Après San Juan, la Victoria

San Juan, Voctoria, Albaola
© Prisma Archivo/Alamy Stock Photo 

Une réplique historique va bientôt prendre place à côté de celle, non moins historique, du baleinier basque San Juan (CM 295), dans le chantier naval d’Ondartxo à Pasaia. L’association Albaola entend en effet reconstruire le navire sur lequel Juan Sebastián Elcano (1476-1526) termina le premier tour du monde, commencé par Magellan, tué au cours du voyage.
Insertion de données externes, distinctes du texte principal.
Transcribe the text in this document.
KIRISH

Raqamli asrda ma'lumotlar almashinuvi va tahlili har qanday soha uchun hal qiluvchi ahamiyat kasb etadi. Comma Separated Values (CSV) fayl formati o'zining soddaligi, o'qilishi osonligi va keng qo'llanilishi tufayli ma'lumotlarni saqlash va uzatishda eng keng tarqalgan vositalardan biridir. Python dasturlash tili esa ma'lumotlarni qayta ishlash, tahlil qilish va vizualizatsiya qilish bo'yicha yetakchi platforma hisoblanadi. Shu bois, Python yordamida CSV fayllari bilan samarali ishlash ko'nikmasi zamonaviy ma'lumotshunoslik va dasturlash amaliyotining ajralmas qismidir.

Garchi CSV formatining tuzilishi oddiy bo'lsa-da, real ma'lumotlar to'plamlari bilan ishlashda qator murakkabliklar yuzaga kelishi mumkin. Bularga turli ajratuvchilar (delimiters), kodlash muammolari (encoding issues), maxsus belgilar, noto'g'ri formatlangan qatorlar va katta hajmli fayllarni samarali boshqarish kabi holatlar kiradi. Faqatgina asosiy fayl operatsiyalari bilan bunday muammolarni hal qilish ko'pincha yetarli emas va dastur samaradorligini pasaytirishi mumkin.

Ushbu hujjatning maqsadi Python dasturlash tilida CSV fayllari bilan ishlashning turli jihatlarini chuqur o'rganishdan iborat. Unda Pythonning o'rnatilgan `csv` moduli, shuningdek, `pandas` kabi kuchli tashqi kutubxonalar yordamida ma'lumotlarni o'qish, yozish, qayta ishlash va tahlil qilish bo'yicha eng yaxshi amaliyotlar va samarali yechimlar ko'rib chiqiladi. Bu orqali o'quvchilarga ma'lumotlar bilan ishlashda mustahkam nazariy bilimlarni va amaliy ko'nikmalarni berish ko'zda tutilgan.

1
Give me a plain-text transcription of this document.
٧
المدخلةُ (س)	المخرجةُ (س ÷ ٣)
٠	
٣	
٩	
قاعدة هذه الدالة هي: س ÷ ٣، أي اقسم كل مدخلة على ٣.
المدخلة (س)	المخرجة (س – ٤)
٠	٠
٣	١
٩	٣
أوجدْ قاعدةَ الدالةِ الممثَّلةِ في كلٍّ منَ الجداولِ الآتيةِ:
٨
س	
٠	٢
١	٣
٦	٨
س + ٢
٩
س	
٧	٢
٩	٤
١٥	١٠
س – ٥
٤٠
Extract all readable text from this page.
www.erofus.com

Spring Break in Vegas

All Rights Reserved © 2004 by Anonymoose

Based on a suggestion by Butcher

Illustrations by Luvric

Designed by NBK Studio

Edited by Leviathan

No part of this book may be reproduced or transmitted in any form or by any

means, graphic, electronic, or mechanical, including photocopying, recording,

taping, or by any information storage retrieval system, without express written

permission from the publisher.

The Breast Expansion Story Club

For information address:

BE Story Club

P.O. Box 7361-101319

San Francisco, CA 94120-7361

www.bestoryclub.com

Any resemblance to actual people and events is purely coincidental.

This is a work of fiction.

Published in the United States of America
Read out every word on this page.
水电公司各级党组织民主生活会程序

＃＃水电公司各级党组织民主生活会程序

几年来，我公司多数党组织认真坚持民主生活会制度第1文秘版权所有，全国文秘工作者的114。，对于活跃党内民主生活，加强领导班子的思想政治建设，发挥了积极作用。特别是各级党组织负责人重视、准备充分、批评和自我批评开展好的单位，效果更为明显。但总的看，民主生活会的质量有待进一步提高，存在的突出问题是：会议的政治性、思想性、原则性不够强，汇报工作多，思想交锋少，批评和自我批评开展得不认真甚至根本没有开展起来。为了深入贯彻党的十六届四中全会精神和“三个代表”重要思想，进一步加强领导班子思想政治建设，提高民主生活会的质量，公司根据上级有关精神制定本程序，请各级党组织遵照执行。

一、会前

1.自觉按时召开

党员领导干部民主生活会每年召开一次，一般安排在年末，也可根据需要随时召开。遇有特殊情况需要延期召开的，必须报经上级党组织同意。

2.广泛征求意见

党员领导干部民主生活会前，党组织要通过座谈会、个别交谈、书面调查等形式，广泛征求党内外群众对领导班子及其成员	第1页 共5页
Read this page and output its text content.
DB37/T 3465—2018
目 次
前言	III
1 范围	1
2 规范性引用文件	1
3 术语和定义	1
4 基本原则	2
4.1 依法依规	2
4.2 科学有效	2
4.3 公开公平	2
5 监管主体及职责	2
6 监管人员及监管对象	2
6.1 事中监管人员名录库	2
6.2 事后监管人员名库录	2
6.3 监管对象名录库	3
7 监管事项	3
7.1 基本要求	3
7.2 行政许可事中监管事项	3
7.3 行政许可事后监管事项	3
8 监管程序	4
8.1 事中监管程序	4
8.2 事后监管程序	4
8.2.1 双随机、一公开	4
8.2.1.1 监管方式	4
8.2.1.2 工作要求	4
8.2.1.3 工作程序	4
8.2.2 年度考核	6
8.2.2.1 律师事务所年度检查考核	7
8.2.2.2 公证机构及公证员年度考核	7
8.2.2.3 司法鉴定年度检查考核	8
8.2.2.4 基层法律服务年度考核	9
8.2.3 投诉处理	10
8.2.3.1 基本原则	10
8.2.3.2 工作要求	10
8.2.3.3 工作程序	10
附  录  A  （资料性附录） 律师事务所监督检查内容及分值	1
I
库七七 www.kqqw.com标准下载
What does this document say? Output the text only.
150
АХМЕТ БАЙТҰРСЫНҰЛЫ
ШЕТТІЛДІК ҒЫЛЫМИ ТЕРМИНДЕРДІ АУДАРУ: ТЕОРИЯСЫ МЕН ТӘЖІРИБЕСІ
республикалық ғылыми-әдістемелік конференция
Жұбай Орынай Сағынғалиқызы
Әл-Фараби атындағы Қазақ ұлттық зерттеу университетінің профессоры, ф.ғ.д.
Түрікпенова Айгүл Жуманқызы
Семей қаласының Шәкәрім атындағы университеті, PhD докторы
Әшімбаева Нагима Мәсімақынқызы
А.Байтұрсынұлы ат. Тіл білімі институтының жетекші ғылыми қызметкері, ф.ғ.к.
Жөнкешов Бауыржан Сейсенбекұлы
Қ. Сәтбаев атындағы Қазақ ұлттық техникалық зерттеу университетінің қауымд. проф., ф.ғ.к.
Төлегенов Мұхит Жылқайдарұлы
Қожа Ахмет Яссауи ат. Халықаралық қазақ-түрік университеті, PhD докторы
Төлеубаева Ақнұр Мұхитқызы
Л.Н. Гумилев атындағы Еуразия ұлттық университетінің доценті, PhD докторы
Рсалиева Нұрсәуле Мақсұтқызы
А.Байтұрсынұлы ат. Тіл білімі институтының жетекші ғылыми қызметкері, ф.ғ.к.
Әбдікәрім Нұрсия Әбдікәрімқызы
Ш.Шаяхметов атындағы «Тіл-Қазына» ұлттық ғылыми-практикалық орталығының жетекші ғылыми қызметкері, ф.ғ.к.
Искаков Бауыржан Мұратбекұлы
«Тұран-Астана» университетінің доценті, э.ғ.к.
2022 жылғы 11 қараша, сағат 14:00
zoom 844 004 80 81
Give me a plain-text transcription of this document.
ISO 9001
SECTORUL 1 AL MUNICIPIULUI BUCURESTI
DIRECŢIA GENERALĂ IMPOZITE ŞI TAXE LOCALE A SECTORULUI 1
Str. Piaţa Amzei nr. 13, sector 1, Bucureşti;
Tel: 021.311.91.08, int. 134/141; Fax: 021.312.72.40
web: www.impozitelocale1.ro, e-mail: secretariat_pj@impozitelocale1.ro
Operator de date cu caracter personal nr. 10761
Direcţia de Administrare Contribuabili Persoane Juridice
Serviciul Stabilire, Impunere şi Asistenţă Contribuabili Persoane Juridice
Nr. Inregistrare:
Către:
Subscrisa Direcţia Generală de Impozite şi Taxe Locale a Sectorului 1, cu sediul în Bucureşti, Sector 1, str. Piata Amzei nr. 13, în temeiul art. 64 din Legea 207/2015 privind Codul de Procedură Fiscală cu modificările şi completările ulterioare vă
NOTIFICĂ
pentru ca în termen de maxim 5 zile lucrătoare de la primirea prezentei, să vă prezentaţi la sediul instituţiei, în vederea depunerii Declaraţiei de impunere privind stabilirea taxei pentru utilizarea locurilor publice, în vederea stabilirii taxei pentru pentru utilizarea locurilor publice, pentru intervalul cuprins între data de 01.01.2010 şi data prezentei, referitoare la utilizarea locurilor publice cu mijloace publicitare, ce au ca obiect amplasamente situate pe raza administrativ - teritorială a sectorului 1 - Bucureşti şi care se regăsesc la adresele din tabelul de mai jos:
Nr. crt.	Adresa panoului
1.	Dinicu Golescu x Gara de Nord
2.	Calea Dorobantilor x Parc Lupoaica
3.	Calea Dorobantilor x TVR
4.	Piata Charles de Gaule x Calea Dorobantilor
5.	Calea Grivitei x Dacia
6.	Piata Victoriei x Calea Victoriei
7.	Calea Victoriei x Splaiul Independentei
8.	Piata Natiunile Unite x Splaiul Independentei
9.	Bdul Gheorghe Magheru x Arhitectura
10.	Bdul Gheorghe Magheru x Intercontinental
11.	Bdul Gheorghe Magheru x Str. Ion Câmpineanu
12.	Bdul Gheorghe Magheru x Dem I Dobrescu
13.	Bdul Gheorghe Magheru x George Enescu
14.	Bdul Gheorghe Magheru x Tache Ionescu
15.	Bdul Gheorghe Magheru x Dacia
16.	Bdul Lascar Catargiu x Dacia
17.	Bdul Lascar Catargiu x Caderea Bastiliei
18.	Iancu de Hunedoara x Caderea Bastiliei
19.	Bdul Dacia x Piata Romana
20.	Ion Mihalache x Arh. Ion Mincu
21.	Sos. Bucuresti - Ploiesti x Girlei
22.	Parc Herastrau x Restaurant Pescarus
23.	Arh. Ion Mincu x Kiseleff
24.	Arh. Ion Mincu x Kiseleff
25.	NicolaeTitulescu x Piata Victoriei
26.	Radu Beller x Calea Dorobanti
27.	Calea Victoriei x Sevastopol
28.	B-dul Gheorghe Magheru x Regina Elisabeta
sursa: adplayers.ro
Pour mémoire, Elcano ramena en 1522 la Victoria à Sanlúcar de Barrameda en Andalousie, d’où il était parti en 1519, avec seulement dix-huit des deux cent quarante hommes qui avaient pris place sur les trois navires du départ.

Dans l’esprit de ses initiateurs, la construction du bateau, qui devrait débuter dans le courant de l’année prochaine, coïncidera avec les célébrations du cinquième centenaire de ce premier tour du monde de l’histoire (1519-1522). Comme dans le cas du San Juan, l’accent est mis sur les techniques de charpenterie utilisées sur de tels navires, qui nous sont complètement inconnues. « Nous ne savons pas comment un clou était envoyé au XVIe siècle », explique Xabi Agote, le charpentier président de l’association. Des recherches sont actuellement menées pour documenter au mieux le projet. Elles devraient aboutir à l’élaboration de plans pour la fin de l’année.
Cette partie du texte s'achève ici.